A second way to apply the sequent calculus is to let sequents that begin derivation branches have, in addition to initial sequents, also the form → A, in which A is an axiom, or an instance of a universal axiom. Now, by Gentzen's “extended Hauptsatz”, cuts in derivations can be permuted up until one of their premisses is an axiom, but these cuts on axioms remain. Another, newer method is to convert axioms into extra rules that are added to the logical rules of sequent calculus, with full cut elimination maintained (as explained in Negri and von Plato 2001, chapter 6, and in Troelstra and Schwichtenberg's 2000, chapter 4.7).
To what extent has proof theory achieved its original aims? For Hilbert, the aims were a complete clarification of the foundational problems through finitary proofs of consistency, etc, aims in which proof theory failed. Hilbert in his program was not interested in the study of mathematical proofs in themselves, but only in clearing the central foundational problems (and then to forget about them). A recently found note by Hilbert gives a different picture: the note states that Hilbert wanted to add as a 24th and last problem in his famous Paris list of open mathematical problems of 1900 the development of “a theory of proof methods in mathematics”. This was before his metamathematical program for the development of a proof theory emerged.
For Gentzen, the aims were, along with those of Hilbert, to understand the structure of mathematical proofs. This program was a complete success as far as pure logic and arithmetic are concerned. The methods of sequent calculus, especially, permit the analysis of proofs with profound results. The grand aim of proof theory, a proof of the consistency of analysis as in Hilbert's second Paris problem, has not been carried through but is not excluded, either.
Some understanding of the notion of proof is necessary for any mathematician, if for nothing else, then at least for the communicability of mathematical results: publication rests on the understanding that proofs can be made as explicit as to be routinely checkable for correctness. However, proof theory has so far not become a practical tool for the working mathematician; the applications in mathematics have been rather isolated cases. Recent work on formalizing mathematical proofs with computerized systems, called proof editors, may gradually change this picture.

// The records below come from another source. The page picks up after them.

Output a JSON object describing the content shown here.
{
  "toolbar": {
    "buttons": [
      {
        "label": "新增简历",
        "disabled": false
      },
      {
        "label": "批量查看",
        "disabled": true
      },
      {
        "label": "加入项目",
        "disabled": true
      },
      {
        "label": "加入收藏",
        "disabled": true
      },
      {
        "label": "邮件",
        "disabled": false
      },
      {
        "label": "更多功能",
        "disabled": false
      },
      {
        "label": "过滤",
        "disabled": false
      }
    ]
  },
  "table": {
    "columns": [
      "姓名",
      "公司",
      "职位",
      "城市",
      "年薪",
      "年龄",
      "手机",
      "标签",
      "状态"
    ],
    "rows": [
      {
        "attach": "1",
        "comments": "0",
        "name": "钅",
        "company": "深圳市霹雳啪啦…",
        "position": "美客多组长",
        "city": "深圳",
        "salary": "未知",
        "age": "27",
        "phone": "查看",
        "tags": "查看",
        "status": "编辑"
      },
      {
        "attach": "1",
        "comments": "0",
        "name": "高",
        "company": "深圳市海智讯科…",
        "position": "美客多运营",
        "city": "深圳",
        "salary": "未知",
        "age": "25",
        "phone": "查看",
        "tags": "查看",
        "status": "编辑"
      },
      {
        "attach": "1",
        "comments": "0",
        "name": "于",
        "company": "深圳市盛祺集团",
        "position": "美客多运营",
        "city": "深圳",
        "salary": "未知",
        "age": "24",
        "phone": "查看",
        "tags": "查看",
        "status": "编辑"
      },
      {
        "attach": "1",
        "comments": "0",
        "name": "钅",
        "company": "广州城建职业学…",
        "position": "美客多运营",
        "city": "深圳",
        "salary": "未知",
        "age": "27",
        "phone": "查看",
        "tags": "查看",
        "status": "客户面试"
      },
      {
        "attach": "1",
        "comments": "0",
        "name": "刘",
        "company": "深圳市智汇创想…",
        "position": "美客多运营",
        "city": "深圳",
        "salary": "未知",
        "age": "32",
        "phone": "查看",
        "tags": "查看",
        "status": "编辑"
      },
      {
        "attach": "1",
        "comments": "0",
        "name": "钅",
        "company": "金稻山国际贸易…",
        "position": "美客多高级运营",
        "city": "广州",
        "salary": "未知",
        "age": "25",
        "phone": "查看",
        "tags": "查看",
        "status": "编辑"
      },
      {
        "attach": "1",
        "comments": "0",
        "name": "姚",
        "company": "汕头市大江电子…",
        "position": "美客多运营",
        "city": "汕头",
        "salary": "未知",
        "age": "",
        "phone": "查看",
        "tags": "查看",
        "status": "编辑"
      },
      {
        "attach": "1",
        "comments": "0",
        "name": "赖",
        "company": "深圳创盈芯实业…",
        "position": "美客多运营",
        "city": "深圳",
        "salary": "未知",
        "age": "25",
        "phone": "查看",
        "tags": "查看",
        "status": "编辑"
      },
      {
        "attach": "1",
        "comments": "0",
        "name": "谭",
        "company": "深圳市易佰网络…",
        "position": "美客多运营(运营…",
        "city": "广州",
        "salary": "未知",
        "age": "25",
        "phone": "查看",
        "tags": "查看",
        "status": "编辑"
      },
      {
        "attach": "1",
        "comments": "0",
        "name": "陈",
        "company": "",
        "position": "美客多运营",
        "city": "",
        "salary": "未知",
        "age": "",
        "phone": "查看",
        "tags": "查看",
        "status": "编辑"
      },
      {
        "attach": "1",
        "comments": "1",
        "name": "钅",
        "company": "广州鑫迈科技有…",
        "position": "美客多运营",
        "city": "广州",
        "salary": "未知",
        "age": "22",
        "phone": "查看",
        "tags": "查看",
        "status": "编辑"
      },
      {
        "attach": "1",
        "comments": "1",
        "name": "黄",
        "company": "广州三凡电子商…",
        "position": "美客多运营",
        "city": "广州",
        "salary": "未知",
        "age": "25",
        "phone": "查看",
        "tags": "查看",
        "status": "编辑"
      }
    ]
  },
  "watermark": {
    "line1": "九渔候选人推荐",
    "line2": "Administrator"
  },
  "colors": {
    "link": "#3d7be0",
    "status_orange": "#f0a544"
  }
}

Proof theory has created new aims outside traditional mathematics, especially in connection with computer science. Topics such as the verification of correctness of computer programs are an outgrowth of proof theory. Natural deduction has led to the Curry-Howard correspondence and to connections with functional programming, and sequent calculus is often used in systems of automatic proof search, as in logic programming.